I hope you can see all my comments on the attached documents. I seem unable to attach two document. I will send the documents separately.
Download recommender's annotationsDOI or URL of the preprint: https://doi.org/10.1101/2022.02.22.481477
Dear Recommender,
Thanks for all the comments, from you and the two reviewers. All were very helpful and contributed greatly to improved the paper. Please find below specific answers to each of them. When a page number is indicated, it corresponds to the version without track changes.
Sincerely yours,
Michel Raymond
Dear Authors,
Your very interesting preprint has now been read and assessed by two independent peers who both point out a lot of merit and value in the work. However, both suggest a number of changes that would make this work stronger, clearer and more valuable to the scientific community.
Your reviewers have done an excellent job and provide several useful, constructive suggestions. I have also annotated a copy of your preprint with highlighting and comments that I hope will be easily interpretable. In many places I suggest alternative wording but I also pose a number of questions and point out what I perceive to be inconsistencies. If there is any problem for you in figuring out what I am asking you to do I will provide you with a numbered list, though the easiest for me would be if you could provide me with an editable text in open office or word.
I note that both reviewers suggest an independent assessment of the statistical methods by an expert, and reviewer 2 pleads for more clarity and transparency in your presentation of the modelling and analyses. Because I have already spent far too long before getting back to you with a decision (we just moved our lab and there have been a number of things keeping me busy) I wanted to get this work back into your hands for a thorough revision of the text and presentation. At the same time, I will look for an appropriate expert in these analytical methods to provide you with more precise suggestions on how to present that part of the manuscript with better clarity. Already, I think, the comments and suggestions of the two reviewers will guide you in improving all aspects of this work including the model and the analytical methods.

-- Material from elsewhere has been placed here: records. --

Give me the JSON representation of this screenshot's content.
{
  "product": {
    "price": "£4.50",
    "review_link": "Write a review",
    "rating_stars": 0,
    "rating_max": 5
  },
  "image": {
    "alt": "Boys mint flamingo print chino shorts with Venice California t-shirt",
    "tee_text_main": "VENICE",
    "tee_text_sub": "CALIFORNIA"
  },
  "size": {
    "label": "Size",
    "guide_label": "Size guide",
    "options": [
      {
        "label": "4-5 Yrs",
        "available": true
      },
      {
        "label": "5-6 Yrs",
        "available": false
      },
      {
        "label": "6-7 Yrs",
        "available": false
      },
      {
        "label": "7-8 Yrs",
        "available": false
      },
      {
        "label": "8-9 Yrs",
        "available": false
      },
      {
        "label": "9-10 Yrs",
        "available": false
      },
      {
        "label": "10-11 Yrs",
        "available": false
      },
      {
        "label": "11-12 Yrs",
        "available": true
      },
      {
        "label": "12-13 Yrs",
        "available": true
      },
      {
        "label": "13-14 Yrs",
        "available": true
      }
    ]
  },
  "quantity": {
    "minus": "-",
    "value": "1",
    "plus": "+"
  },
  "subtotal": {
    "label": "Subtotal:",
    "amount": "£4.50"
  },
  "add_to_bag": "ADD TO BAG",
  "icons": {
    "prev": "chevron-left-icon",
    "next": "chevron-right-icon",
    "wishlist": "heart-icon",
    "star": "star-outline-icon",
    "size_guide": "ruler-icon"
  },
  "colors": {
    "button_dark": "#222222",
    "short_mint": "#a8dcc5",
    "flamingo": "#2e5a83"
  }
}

I add here a final comment to accompany the notes in the attached file:
The statstical/analytical problem you set out to ellucidate seems to me to be an example of a not uncommon problem of colinearity. A Fraternal Birth Order Effect that will be increasingly visible in large sibships and a maternal fertility effect will, on average, generate a Fraternal Birth Order Effect because you will only find males of high fraternal birth order in large sibships. Now I recognise that introducing additional specific terminology (can we call this jargon) does not usually increase clarity or enhance understanding, but colinearity is a common problem since explanatory variables are often correlated in observational data (size often increases with age, ecological and phylogenetic distance are often correlated, geographic and genetic distances are often correlated ...). As I read your paper I thought "hmmm ... another colinearity problem", so perhaps, and just perhaps, it might be useful to use this framework of trying to distinguish which underlying variable is more important within a context of colinearity. One feature of colinearity is that explanatory power of a variable depends on the order in which it is entered into a sequential model that includes the other correlated variable or, in a simultaneous model, the presence or absence of the other variable. This is, more or less, what you show in Figure 4, so you are already addressing the issue. Perhaps the "colinearity framework" could contribute to the clarity requested by reviewer 2.
Please revise your manuscript taking into account the comments of all reviewers.
If you have any questions about my comments (I am not very good at annotating pdf's), just ask, and I will try to obtain the opinion of a statistically savy peer rapidly.